Haydn: The Seven Last Words from the Cross, with poems by Ruth Padel
Haydn: The Seven Last Words from the Cross, with poems by Ruth Padel
Haydn’s beautiful ‘Seven Last Words’ string quartet is a meditation on Christ’s words from the cross, traditionally performed in the season of Passiontide. The texts that inspire each musical movement are called the Words of Forgiveness, Comfort, Relationship, Abandonment, Distress, Fulfilment and Reunion.

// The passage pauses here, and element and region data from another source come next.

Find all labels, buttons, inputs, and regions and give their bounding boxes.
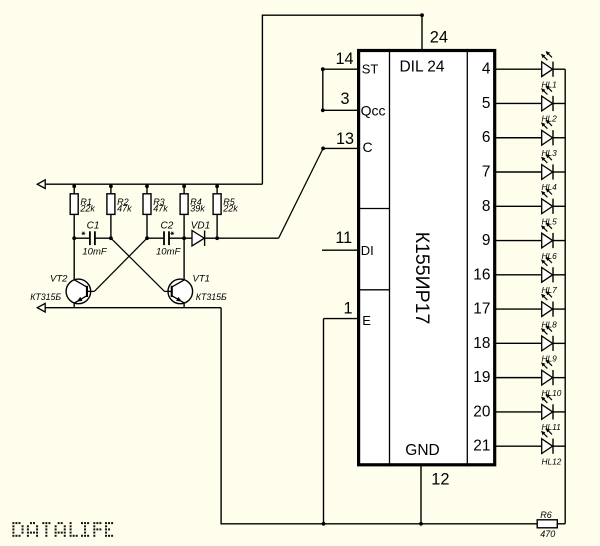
junction node E-net on ground rail xyxy=(322,522,326,526)
svg-text:8: 8 xyxy=(482,198,491,215)
svg-text:VT2: VT2 xyxy=(50,274,68,285)
junction node pin13 corner xyxy=(321,147,325,151)
svg-text:HL7: HL7 xyxy=(542,285,558,295)
svg-text:39k: 39k xyxy=(190,204,205,214)
svg-text:ST: ST xyxy=(362,61,379,76)
svg-text:HL2: HL2 xyxy=(542,114,558,124)
svg-text:14: 14 xyxy=(335,50,353,68)
svg-text:К155ИР17: К155ИР17 xyxy=(411,232,433,325)
svg-text:22k: 22k xyxy=(222,204,238,214)
power arrow (supply rail, left end) xyxy=(37,180,45,189)
svg-text:VT1: VT1 xyxy=(193,274,210,285)
transistor VT2 xyxy=(66,279,94,304)
junction node top rail / R2 xyxy=(109,184,113,188)
svg-text:DI: DI xyxy=(361,243,374,258)
junction node pin12 on ground rail xyxy=(419,522,423,526)
svg-text:20: 20 xyxy=(473,403,490,420)
junction node cap row / R3 xyxy=(145,236,149,240)
svg-text:HL5: HL5 xyxy=(542,216,558,226)
svg-text:HL11: HL11 xyxy=(542,422,561,432)
svg-text:24: 24 xyxy=(430,28,448,46)
junction node cap row / R4 xyxy=(182,236,186,240)
LED HL9 xyxy=(495,325,565,351)
svg-text:C: C xyxy=(363,139,373,155)
junction node at pin-24 corner xyxy=(420,13,424,17)
svg-text:HL4: HL4 xyxy=(542,182,558,192)
svg-text:HL9: HL9 xyxy=(542,354,558,364)
svg-text:C2: C2 xyxy=(161,221,174,232)
resistor R6 xyxy=(537,520,557,528)
svg-text:5: 5 xyxy=(482,95,491,112)
svg-text:19: 19 xyxy=(473,369,490,386)
resistor R5 xyxy=(213,184,221,238)
svg-text:4: 4 xyxy=(482,61,491,78)
polarity mark of C1 xyxy=(82,232,86,235)
svg-text:21: 21 xyxy=(473,438,490,455)
wire: pin 12 lead (GND) down xyxy=(420,465,422,523)
wire: +supply top rail xyxy=(45,183,262,185)
svg-text:HL8: HL8 xyxy=(542,319,558,329)
junction node pin14 corner xyxy=(321,67,325,71)
resistor R3 xyxy=(143,184,151,238)
svg-text:13: 13 xyxy=(336,130,354,148)
wire: pin 24 lead xyxy=(421,15,423,50)
svg-text:HL1: HL1 xyxy=(542,79,557,89)
diode VD1 xyxy=(184,231,217,246)
svg-text:КТ315Б: КТ315Б xyxy=(30,292,61,302)
svg-text:6: 6 xyxy=(482,129,491,146)
junction node cap row / R1 xyxy=(72,236,76,240)
wire: pin 11 stub (DI) xyxy=(322,249,357,251)
wire: link pin14-pin3 xyxy=(322,69,324,110)
wire: cap row C2 to R4 xyxy=(169,237,184,239)
LED HL12 xyxy=(495,428,565,454)
LED HL2 xyxy=(495,85,565,111)
wire: pin 14 lead xyxy=(323,68,357,70)
wire: ground rail down-right corner xyxy=(221,308,537,524)
junction node top rail / R3 xyxy=(145,184,149,188)
svg-text:17: 17 xyxy=(473,301,490,318)
capacitor C2 xyxy=(164,231,169,245)
junction node cap row / R5 xyxy=(215,236,219,240)
svg-text:КТ315Б: КТ315Б xyxy=(196,292,227,302)
LED HL3 xyxy=(495,120,565,146)
LED HL10 xyxy=(495,359,565,385)
op-amp U1 (IC K155IR17 DIL24 body) xyxy=(357,49,495,467)
LED HL5 xyxy=(495,188,565,214)
svg-text:10mF: 10mF xyxy=(156,246,181,257)
junction node cap row / R2 xyxy=(109,236,113,240)
wire: cap row R3 to C2 xyxy=(147,237,164,239)
LED HL7 xyxy=(495,257,565,283)
wire: pin 3 lead xyxy=(323,109,357,111)
svg-text:18: 18 xyxy=(473,335,490,352)
svg-text:1: 1 xyxy=(343,299,352,317)
svg-text:16: 16 xyxy=(473,266,490,283)
svg-text:22k: 22k xyxy=(79,204,95,214)
svg-text:3: 3 xyxy=(340,90,349,108)
svg-text:DIL 24: DIL 24 xyxy=(399,59,444,76)
wire: cross-coupling C1 to VT1 base xyxy=(111,238,165,291)
svg-text:HL3: HL3 xyxy=(542,148,558,158)
watermark DATALIFE xyxy=(12,522,113,537)
svg-text:10mF: 10mF xyxy=(82,246,107,257)
svg-text:GND: GND xyxy=(405,442,439,459)
capacitor C1 xyxy=(90,231,95,245)
svg-text:E: E xyxy=(362,313,371,328)
LED HL6 xyxy=(495,222,565,248)
svg-text:9: 9 xyxy=(482,232,491,249)
svg-text:7: 7 xyxy=(482,164,491,181)
junction node top rail / R1 xyxy=(72,184,76,188)
wire: pin 1 lead (E) xyxy=(324,318,358,320)
wire: LED cathode column xyxy=(564,69,566,524)
polarity mark of C2 xyxy=(170,232,174,235)
wire: VT2 collector lead xyxy=(73,238,75,280)
wire: cap row C1 to R2 xyxy=(95,237,111,239)
wire: pin 13 lead xyxy=(323,147,357,149)
wire: diagonal pin13 to clock row xyxy=(279,148,324,238)
resistor R4 xyxy=(180,184,188,238)
svg-text:Qcc: Qcc xyxy=(361,103,386,119)
svg-text:VD1: VD1 xyxy=(191,221,210,232)
svg-text:12: 12 xyxy=(431,470,449,488)
svg-text:47k: 47k xyxy=(117,204,132,214)
wire: clock row to R5 xyxy=(217,237,279,239)
svg-text:HL6: HL6 xyxy=(542,251,558,261)
LED HL4 xyxy=(495,154,565,180)
wire: VT1 collector lead xyxy=(183,238,185,280)
junction node top rail / R5 xyxy=(215,184,219,188)
wire: cap row R1 to C1 xyxy=(74,237,90,239)
junction node top rail / R4 xyxy=(182,184,186,188)
transistor VT1 xyxy=(165,279,193,304)
svg-text:470: 470 xyxy=(540,529,555,539)
LED HL11 xyxy=(495,394,565,420)
svg-text:R6: R6 xyxy=(540,510,552,520)
wire: R6 right lead to LED column xyxy=(557,523,565,525)
LED HL8 xyxy=(495,291,565,317)
wire: VT2 emitter lead xyxy=(73,303,75,308)
power arrow (ground rail, left end) xyxy=(37,303,45,312)
svg-text:HL12: HL12 xyxy=(542,456,562,466)
wire: supply riser to top net xyxy=(262,15,422,184)
svg-text:11: 11 xyxy=(335,229,352,247)
resistor R2 xyxy=(107,184,115,238)
wire: cross-coupling C2 to VT2 base xyxy=(94,238,147,291)
wire: E net down to ground rail xyxy=(323,319,325,524)
wire: multivib ground rail xyxy=(45,307,221,309)
svg-text:47k: 47k xyxy=(153,204,168,214)
svg-text:C1: C1 xyxy=(87,221,100,232)
LED HL1 xyxy=(495,51,565,77)
resistor R1 xyxy=(70,184,78,238)
wire: VT1 emitter lead xyxy=(183,303,185,308)
svg-text:HL10: HL10 xyxy=(542,388,562,398)
junction node pin3 corner xyxy=(321,108,325,112)
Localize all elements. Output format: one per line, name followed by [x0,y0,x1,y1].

Alongside Haydn’s surprisingly serene music, Ruth Padel (who describes herself as a poet ‘born with Freud at one shoulder and Darwin at the other’) will read her series of poems Seven Last Words and An Earthquake, each poem informed by deep reflection on contemporary suffering and humanity.
‘Wonderful, audacious, minutely crafted. The magnificent central section about the crucifixion is an imaginative feat and her command of register is masterly, moving from formal to conversational with graceful authority.’ The Observer
‘Lyrical and sensual, albeit with a keen awareness that in war zones, music, love and poetry are side-lined even as they become more vital.’ Independent on Sunday
‘Superb collection . . . Sorrowful and elegiac, but ends on a note not entirely without hope’ Glasgow Sunday Herald
The concert will last c.80 mins with no interval.
Alexi Kenny, Tim Crawford - violins
Hélène Clément - viola
David Waterman - cello
Ruth Padel - reader
Ruth Padel is an award-winning poet, author and novelist. Her twelve poetry collections, shortlisted for all major UK prizes, include Beethoven Variations and We Are All from Somewhere Else, a prose-and-poetry work on animal and human migration. Darwin: A Life in Poems was an innovative biography in poems of her great-great-grandfather Charles Darwin. Her poems have appeared in New York Review of Books, London Review of Books, The New Yorker, Times Literary Supplement, Harvard Review and elsewhere. She has served as Chair of Judges for the T. S. Eliot and Forward Poetry Prizes, and as Judge for the International Man Booker Prize and Wellcome Trust Science Book Prize.
About the venue
People have worshipped on the site of Worcester College for over seven hundred years. The current Chapel is a breath-taking space decorated with paintings, statutes, stained glass and mosaic. It was designed by the Victorian artist and architect William Burges in the 1860s within the shell of an eighteenth-century Chapel erected on the College’s foundation. Burges’ decorative scheme includes all sorts of hidden meanings and fanciful features, meaning every time you visit the Chapel you’re likely to see something you haven’t noticed before.
A cloakroom and bathrooms are available nearby.